Shale gas from the United States had been touted as a panacea to Japan’s energy crisis after the Fukushima nuclear disaster nearly six years ago. The first supplies arrived in Japan last month to much fanfare but the revelation of its higher cost would seem to undermine the initial euphoria.
Japan, the world’s biggest importer of LNG, received 211,237 tonnes of U.S. LNG at an average cost of $645 a ton, according to a breakdown of customs-cleared imports released by the Ministry of Finance.
By contrast, the lowest it paid was $337 a ton for 64,246 tonnes of LNG from Angola.
The country paid an average of $386 a ton for all 8.3 million tonnes of LNG it imported last month, the data showed.
The 428,626 tonnes of LNG imported from Brunei, at $416 per ton, were the second highest-priced supplies.
Australia was Japan’s biggest supplier in January, sending 2.01 million tonnes at a cost of $384 a ton.
The prices are for landed cargoes, including shipping, and based on the ministry’s official exchange rate for the month.
The U.S. supplies came from Cheniere Energy Inc’s LNG.A Sabine Pass LNG Terminal in Louisiana, the first of several export facilities being built to capitalize on the surge of shale gas supply extracted through new drilling techniques in the past decade.
After the March 2011 Fukushima nuclear disaster led to the shutdown of the country’s reactors, Japan’s utilities imported record amounts of LNG and other fossil fuels. The companies later signed up to buy millions of tonnes a year of U.S. LNG.
They were encouraged by the Japanese government, which was alarmed at the high cost of imports and attracted to cheap U.S. gas prices.
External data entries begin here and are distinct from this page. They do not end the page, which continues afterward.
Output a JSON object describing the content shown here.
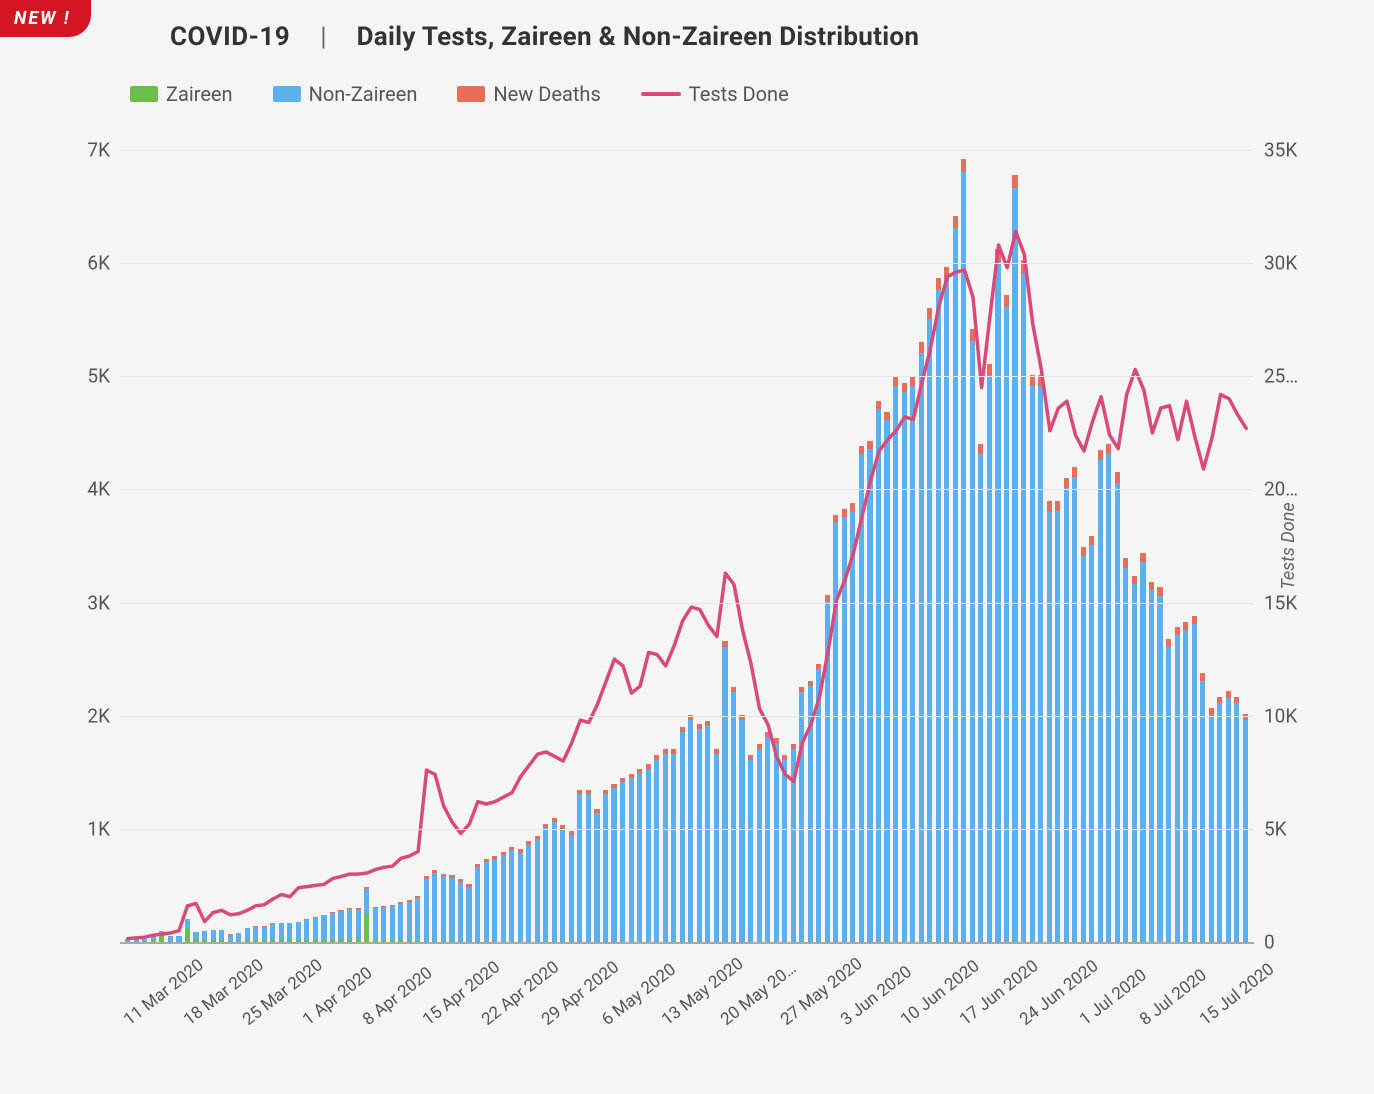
{
  "badge": "NEW !",
  "title": {
    "prefix": "COVID-19",
    "separator": "|",
    "description": "Daily Tests, Zaireen & Non-Zaireen Distribution"
  },
  "legend": [
    {
      "label": "Zaireen",
      "type": "swatch",
      "color": "#6abf4b"
    },
    {
      "label": "Non-Zaireen",
      "type": "swatch",
      "color": "#5bb0ef"
    },
    {
      "label": "New Deaths",
      "type": "swatch",
      "color": "#e86e5a"
    },
    {
      "label": "Tests Done",
      "type": "line",
      "color": "#d94a7a"
    }
  ],
  "chart": {
    "type": "bar+line",
    "background_color": "#f5f5f5",
    "grid_color": "#e6e6e6",
    "axis_color": "#a9a9a9",
    "bar_width_ratio": 0.68,
    "line_width": 3.5,
    "y_left": {
      "min": 0,
      "max": 7000,
      "ticks": [
        0,
        1000,
        2000,
        3000,
        4000,
        5000,
        6000,
        7000
      ],
      "tick_labels": [
        "",
        "1K",
        "2K",
        "3K",
        "4K",
        "5K",
        "6K",
        "7K"
      ],
      "fontsize": 19,
      "color": "#555"
    },
    "y_right": {
      "title": "Tests Done",
      "min": 0,
      "max": 35000,
      "ticks": [
        0,
        5000,
        10000,
        15000,
        20000,
        25000,
        30000,
        35000
      ],
      "tick_labels": [
        "0",
        "5K",
        "10K",
        "15K",
        "20…",
        "25…",
        "30K",
        "35K"
      ],
      "fontsize": 19,
      "color": "#555"
    },
    "x": {
      "ticks_every": 7,
      "start_index": 0,
      "labels": [
        "11 Mar 2020",
        "18 Mar 2020",
        "25 Mar 2020",
        "1 Apr 2020",
        "8 Apr 2020",
        "15 Apr 2020",
        "22 Apr 2020",
        "29 Apr 2020",
        "6 May 2020",
        "13 May 2020",
        "20 May 20…",
        "27 May 2020",
        "3 Jun 2020",
        "10 Jun 2020",
        "17 Jun 2020",
        "24 Jun 2020",
        "1 Jul 2020",
        "8 Jul 2020",
        "15 Jul 2020"
      ],
      "fontsize": 17,
      "color": "#555",
      "rotation_deg": -38
    },
    "series_stack_order": [
      "zaireen",
      "non_zaireen",
      "new_deaths"
    ],
    "series_colors": {
      "zaireen": "#6abf4b",
      "non_zaireen": "#5bb0ef",
      "new_deaths": "#e86e5a",
      "tests_done": "#d94a7a"
    },
    "data": [
      {
        "zaireen": 5,
        "non_zaireen": 20,
        "new_deaths": 0,
        "tests_done": 150
      },
      {
        "zaireen": 5,
        "non_zaireen": 22,
        "new_deaths": 0,
        "tests_done": 180
      },
      {
        "zaireen": 5,
        "non_zaireen": 25,
        "new_deaths": 0,
        "tests_done": 210
      },
      {
        "zaireen": 20,
        "non_zaireen": 48,
        "new_deaths": 1,
        "tests_done": 300
      },
      {
        "zaireen": 60,
        "non_zaireen": 40,
        "new_deaths": 1,
        "tests_done": 350
      },
      {
        "zaireen": 10,
        "non_zaireen": 40,
        "new_deaths": 1,
        "tests_done": 400
      },
      {
        "zaireen": 5,
        "non_zaireen": 50,
        "new_deaths": 1,
        "tests_done": 500
      },
      {
        "zaireen": 120,
        "non_zaireen": 80,
        "new_deaths": 2,
        "tests_done": 1600
      },
      {
        "zaireen": 30,
        "non_zaireen": 60,
        "new_deaths": 2,
        "tests_done": 1700
      },
      {
        "zaireen": 15,
        "non_zaireen": 80,
        "new_deaths": 2,
        "tests_done": 900
      },
      {
        "zaireen": 15,
        "non_zaireen": 90,
        "new_deaths": 2,
        "tests_done": 1300
      },
      {
        "zaireen": 20,
        "non_zaireen": 85,
        "new_deaths": 2,
        "tests_done": 1400
      },
      {
        "zaireen": 10,
        "non_zaireen": 55,
        "new_deaths": 2,
        "tests_done": 1200
      },
      {
        "zaireen": 10,
        "non_zaireen": 70,
        "new_deaths": 3,
        "tests_done": 1250
      },
      {
        "zaireen": 15,
        "non_zaireen": 110,
        "new_deaths": 3,
        "tests_done": 1400
      },
      {
        "zaireen": 15,
        "non_zaireen": 120,
        "new_deaths": 3,
        "tests_done": 1600
      },
      {
        "zaireen": 15,
        "non_zaireen": 120,
        "new_deaths": 3,
        "tests_done": 1650
      },
      {
        "zaireen": 20,
        "non_zaireen": 140,
        "new_deaths": 4,
        "tests_done": 1900
      },
      {
        "zaireen": 15,
        "non_zaireen": 150,
        "new_deaths": 4,
        "tests_done": 2100
      },
      {
        "zaireen": 15,
        "non_zaireen": 150,
        "new_deaths": 4,
        "tests_done": 2000
      },
      {
        "zaireen": 15,
        "non_zaireen": 160,
        "new_deaths": 5,
        "tests_done": 2400
      },
      {
        "zaireen": 15,
        "non_zaireen": 180,
        "new_deaths": 5,
        "tests_done": 2450
      },
      {
        "zaireen": 15,
        "non_zaireen": 200,
        "new_deaths": 5,
        "tests_done": 2500
      },
      {
        "zaireen": 15,
        "non_zaireen": 220,
        "new_deaths": 6,
        "tests_done": 2550
      },
      {
        "zaireen": 15,
        "non_zaireen": 240,
        "new_deaths": 7,
        "tests_done": 2800
      },
      {
        "zaireen": 15,
        "non_zaireen": 260,
        "new_deaths": 10,
        "tests_done": 2900
      },
      {
        "zaireen": 15,
        "non_zaireen": 280,
        "new_deaths": 10,
        "tests_done": 3000
      },
      {
        "zaireen": 30,
        "non_zaireen": 250,
        "new_deaths": 20,
        "tests_done": 3000
      },
      {
        "zaireen": 250,
        "non_zaireen": 220,
        "new_deaths": 12,
        "tests_done": 3050
      },
      {
        "zaireen": 20,
        "non_zaireen": 280,
        "new_deaths": 12,
        "tests_done": 3200
      },
      {
        "zaireen": 15,
        "non_zaireen": 290,
        "new_deaths": 12,
        "tests_done": 3300
      },
      {
        "zaireen": 15,
        "non_zaireen": 300,
        "new_deaths": 14,
        "tests_done": 3350
      },
      {
        "zaireen": 15,
        "non_zaireen": 320,
        "new_deaths": 16,
        "tests_done": 3700
      },
      {
        "zaireen": 15,
        "non_zaireen": 340,
        "new_deaths": 18,
        "tests_done": 3800
      },
      {
        "zaireen": 10,
        "non_zaireen": 380,
        "new_deaths": 18,
        "tests_done": 4000
      },
      {
        "zaireen": 10,
        "non_zaireen": 550,
        "new_deaths": 24,
        "tests_done": 7600
      },
      {
        "zaireen": 10,
        "non_zaireen": 600,
        "new_deaths": 24,
        "tests_done": 7400
      },
      {
        "zaireen": 10,
        "non_zaireen": 570,
        "new_deaths": 22,
        "tests_done": 6000
      },
      {
        "zaireen": 10,
        "non_zaireen": 560,
        "new_deaths": 26,
        "tests_done": 5300
      },
      {
        "zaireen": 10,
        "non_zaireen": 520,
        "new_deaths": 24,
        "tests_done": 4800
      },
      {
        "zaireen": 10,
        "non_zaireen": 480,
        "new_deaths": 20,
        "tests_done": 5200
      },
      {
        "zaireen": 10,
        "non_zaireen": 650,
        "new_deaths": 26,
        "tests_done": 6200
      },
      {
        "zaireen": 10,
        "non_zaireen": 700,
        "new_deaths": 24,
        "tests_done": 6100
      },
      {
        "zaireen": 10,
        "non_zaireen": 720,
        "new_deaths": 28,
        "tests_done": 6200
      },
      {
        "zaireen": 10,
        "non_zaireen": 760,
        "new_deaths": 28,
        "tests_done": 6400
      },
      {
        "zaireen": 10,
        "non_zaireen": 800,
        "new_deaths": 30,
        "tests_done": 6600
      },
      {
        "zaireen": 10,
        "non_zaireen": 780,
        "new_deaths": 28,
        "tests_done": 7300
      },
      {
        "zaireen": 10,
        "non_zaireen": 850,
        "new_deaths": 30,
        "tests_done": 7800
      },
      {
        "zaireen": 10,
        "non_zaireen": 900,
        "new_deaths": 30,
        "tests_done": 8300
      },
      {
        "zaireen": 10,
        "non_zaireen": 1000,
        "new_deaths": 32,
        "tests_done": 8400
      },
      {
        "zaireen": 10,
        "non_zaireen": 1050,
        "new_deaths": 34,
        "tests_done": 8200
      },
      {
        "zaireen": 10,
        "non_zaireen": 990,
        "new_deaths": 34,
        "tests_done": 8000
      },
      {
        "zaireen": 10,
        "non_zaireen": 940,
        "new_deaths": 34,
        "tests_done": 8800
      },
      {
        "zaireen": 10,
        "non_zaireen": 1300,
        "new_deaths": 36,
        "tests_done": 9800
      },
      {
        "zaireen": 10,
        "non_zaireen": 1300,
        "new_deaths": 34,
        "tests_done": 9700
      },
      {
        "zaireen": 10,
        "non_zaireen": 1130,
        "new_deaths": 34,
        "tests_done": 10500
      },
      {
        "zaireen": 10,
        "non_zaireen": 1300,
        "new_deaths": 36,
        "tests_done": 11500
      },
      {
        "zaireen": 10,
        "non_zaireen": 1350,
        "new_deaths": 38,
        "tests_done": 12500
      },
      {
        "zaireen": 10,
        "non_zaireen": 1400,
        "new_deaths": 38,
        "tests_done": 12200
      },
      {
        "zaireen": 10,
        "non_zaireen": 1440,
        "new_deaths": 38,
        "tests_done": 11000
      },
      {
        "zaireen": 10,
        "non_zaireen": 1480,
        "new_deaths": 40,
        "tests_done": 11300
      },
      {
        "zaireen": 10,
        "non_zaireen": 1520,
        "new_deaths": 40,
        "tests_done": 12800
      },
      {
        "zaireen": 10,
        "non_zaireen": 1600,
        "new_deaths": 42,
        "tests_done": 12700
      },
      {
        "zaireen": 10,
        "non_zaireen": 1650,
        "new_deaths": 42,
        "tests_done": 12200
      },
      {
        "zaireen": 10,
        "non_zaireen": 1650,
        "new_deaths": 42,
        "tests_done": 13100
      },
      {
        "zaireen": 10,
        "non_zaireen": 1850,
        "new_deaths": 44,
        "tests_done": 14200
      },
      {
        "zaireen": 10,
        "non_zaireen": 1950,
        "new_deaths": 44,
        "tests_done": 14800
      },
      {
        "zaireen": 10,
        "non_zaireen": 1870,
        "new_deaths": 44,
        "tests_done": 14700
      },
      {
        "zaireen": 10,
        "non_zaireen": 1900,
        "new_deaths": 44,
        "tests_done": 14000
      },
      {
        "zaireen": 10,
        "non_zaireen": 1650,
        "new_deaths": 44,
        "tests_done": 13500
      },
      {
        "zaireen": 10,
        "non_zaireen": 2600,
        "new_deaths": 48,
        "tests_done": 16300
      },
      {
        "zaireen": 10,
        "non_zaireen": 2200,
        "new_deaths": 48,
        "tests_done": 15800
      },
      {
        "zaireen": 10,
        "non_zaireen": 1950,
        "new_deaths": 46,
        "tests_done": 13800
      },
      {
        "zaireen": 10,
        "non_zaireen": 1600,
        "new_deaths": 44,
        "tests_done": 12300
      },
      {
        "zaireen": 10,
        "non_zaireen": 1700,
        "new_deaths": 42,
        "tests_done": 10300
      },
      {
        "zaireen": 10,
        "non_zaireen": 1800,
        "new_deaths": 42,
        "tests_done": 9600
      },
      {
        "zaireen": 10,
        "non_zaireen": 1750,
        "new_deaths": 40,
        "tests_done": 8200
      },
      {
        "zaireen": 10,
        "non_zaireen": 1600,
        "new_deaths": 40,
        "tests_done": 7400
      },
      {
        "zaireen": 10,
        "non_zaireen": 1700,
        "new_deaths": 44,
        "tests_done": 7100
      },
      {
        "zaireen": 10,
        "non_zaireen": 2200,
        "new_deaths": 48,
        "tests_done": 8800
      },
      {
        "zaireen": 10,
        "non_zaireen": 2250,
        "new_deaths": 48,
        "tests_done": 9600
      },
      {
        "zaireen": 10,
        "non_zaireen": 2400,
        "new_deaths": 50,
        "tests_done": 10800
      },
      {
        "zaireen": 10,
        "non_zaireen": 3000,
        "new_deaths": 55,
        "tests_done": 12800
      },
      {
        "zaireen": 10,
        "non_zaireen": 3700,
        "new_deaths": 64,
        "tests_done": 15100
      },
      {
        "zaireen": 10,
        "non_zaireen": 3750,
        "new_deaths": 64,
        "tests_done": 16000
      },
      {
        "zaireen": 10,
        "non_zaireen": 3800,
        "new_deaths": 66,
        "tests_done": 17200
      },
      {
        "zaireen": 10,
        "non_zaireen": 4300,
        "new_deaths": 70,
        "tests_done": 18800
      },
      {
        "zaireen": 10,
        "non_zaireen": 4350,
        "new_deaths": 72,
        "tests_done": 20400
      },
      {
        "zaireen": 10,
        "non_zaireen": 4700,
        "new_deaths": 74,
        "tests_done": 21700
      },
      {
        "zaireen": 10,
        "non_zaireen": 4600,
        "new_deaths": 76,
        "tests_done": 22200
      },
      {
        "zaireen": 10,
        "non_zaireen": 4900,
        "new_deaths": 80,
        "tests_done": 22600
      },
      {
        "zaireen": 10,
        "non_zaireen": 4850,
        "new_deaths": 80,
        "tests_done": 23200
      },
      {
        "zaireen": 10,
        "non_zaireen": 4900,
        "new_deaths": 82,
        "tests_done": 23100
      },
      {
        "zaireen": 10,
        "non_zaireen": 5200,
        "new_deaths": 90,
        "tests_done": 24700
      },
      {
        "zaireen": 10,
        "non_zaireen": 5500,
        "new_deaths": 97,
        "tests_done": 26200
      },
      {
        "zaireen": 10,
        "non_zaireen": 5750,
        "new_deaths": 105,
        "tests_done": 28100
      },
      {
        "zaireen": 10,
        "non_zaireen": 5850,
        "new_deaths": 108,
        "tests_done": 29400
      },
      {
        "zaireen": 10,
        "non_zaireen": 6300,
        "new_deaths": 110,
        "tests_done": 29600
      },
      {
        "zaireen": 10,
        "non_zaireen": 6800,
        "new_deaths": 115,
        "tests_done": 29700
      },
      {
        "zaireen": 10,
        "non_zaireen": 5300,
        "new_deaths": 105,
        "tests_done": 28500
      },
      {
        "zaireen": 10,
        "non_zaireen": 4300,
        "new_deaths": 90,
        "tests_done": 24500
      },
      {
        "zaireen": 10,
        "non_zaireen": 5000,
        "new_deaths": 100,
        "tests_done": 27700
      },
      {
        "zaireen": 10,
        "non_zaireen": 6000,
        "new_deaths": 115,
        "tests_done": 30800
      },
      {
        "zaireen": 10,
        "non_zaireen": 5600,
        "new_deaths": 110,
        "tests_done": 29800
      },
      {
        "zaireen": 10,
        "non_zaireen": 6650,
        "new_deaths": 120,
        "tests_done": 31400
      },
      {
        "zaireen": 10,
        "non_zaireen": 5900,
        "new_deaths": 115,
        "tests_done": 30400
      },
      {
        "zaireen": 10,
        "non_zaireen": 4900,
        "new_deaths": 102,
        "tests_done": 27300
      },
      {
        "zaireen": 10,
        "non_zaireen": 4900,
        "new_deaths": 100,
        "tests_done": 25300
      },
      {
        "zaireen": 10,
        "non_zaireen": 3800,
        "new_deaths": 86,
        "tests_done": 22600
      },
      {
        "zaireen": 10,
        "non_zaireen": 3800,
        "new_deaths": 88,
        "tests_done": 23600
      },
      {
        "zaireen": 10,
        "non_zaireen": 4000,
        "new_deaths": 90,
        "tests_done": 23900
      },
      {
        "zaireen": 10,
        "non_zaireen": 4100,
        "new_deaths": 92,
        "tests_done": 22400
      },
      {
        "zaireen": 10,
        "non_zaireen": 3400,
        "new_deaths": 80,
        "tests_done": 21700
      },
      {
        "zaireen": 10,
        "non_zaireen": 3500,
        "new_deaths": 82,
        "tests_done": 23000
      },
      {
        "zaireen": 10,
        "non_zaireen": 4250,
        "new_deaths": 92,
        "tests_done": 24100
      },
      {
        "zaireen": 10,
        "non_zaireen": 4300,
        "new_deaths": 95,
        "tests_done": 22400
      },
      {
        "zaireen": 10,
        "non_zaireen": 4050,
        "new_deaths": 90,
        "tests_done": 21800
      },
      {
        "zaireen": 10,
        "non_zaireen": 3300,
        "new_deaths": 80,
        "tests_done": 24200
      },
      {
        "zaireen": 10,
        "non_zaireen": 3150,
        "new_deaths": 78,
        "tests_done": 25300
      },
      {
        "zaireen": 10,
        "non_zaireen": 3350,
        "new_deaths": 80,
        "tests_done": 24400
      },
      {
        "zaireen": 10,
        "non_zaireen": 3100,
        "new_deaths": 76,
        "tests_done": 22500
      },
      {
        "zaireen": 10,
        "non_zaireen": 3050,
        "new_deaths": 74,
        "tests_done": 23600
      },
      {
        "zaireen": 10,
        "non_zaireen": 2600,
        "new_deaths": 68,
        "tests_done": 23700
      },
      {
        "zaireen": 10,
        "non_zaireen": 2700,
        "new_deaths": 70,
        "tests_done": 22200
      },
      {
        "zaireen": 10,
        "non_zaireen": 2750,
        "new_deaths": 70,
        "tests_done": 23900
      },
      {
        "zaireen": 10,
        "non_zaireen": 2800,
        "new_deaths": 72,
        "tests_done": 22300
      },
      {
        "zaireen": 10,
        "non_zaireen": 2300,
        "new_deaths": 64,
        "tests_done": 20900
      },
      {
        "zaireen": 10,
        "non_zaireen": 2000,
        "new_deaths": 58,
        "tests_done": 22300
      },
      {
        "zaireen": 10,
        "non_zaireen": 2100,
        "new_deaths": 60,
        "tests_done": 24200
      },
      {
        "zaireen": 10,
        "non_zaireen": 2150,
        "new_deaths": 62,
        "tests_done": 24000
      },
      {
        "zaireen": 10,
        "non_zaireen": 2100,
        "new_deaths": 60,
        "tests_done": 23300
      },
      {
        "zaireen": 10,
        "non_zaireen": 1950,
        "new_deaths": 56,
        "tests_done": 22700
      }
    ]
  }
}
NGc1
JERA Co, a joint venture between Tokyo Electric Power 9501.T and Chubu Electric Power 9502.T and the world’s biggest individual buyer of LNG, announced in January it imported Japan’s first shale gas cargoes.
The company took in two cargoes, totaling about 140,000 tons, with one for Tokyo Electric and the other for Chubu Electric, a JERA spokesman said by phone on Friday.
“For diversification, it is important to have various price benchmarks, so we will continue to have a certain share of LNG that is linked to U.S. price benchmarks,” he said.
A third cargo arrived in a port in western Japan, according to the trade data, suggesting it was destined for Kansai Electric Power Co 9503.T.
Kansai Electric declined to immediately comment when contacted by Reuters.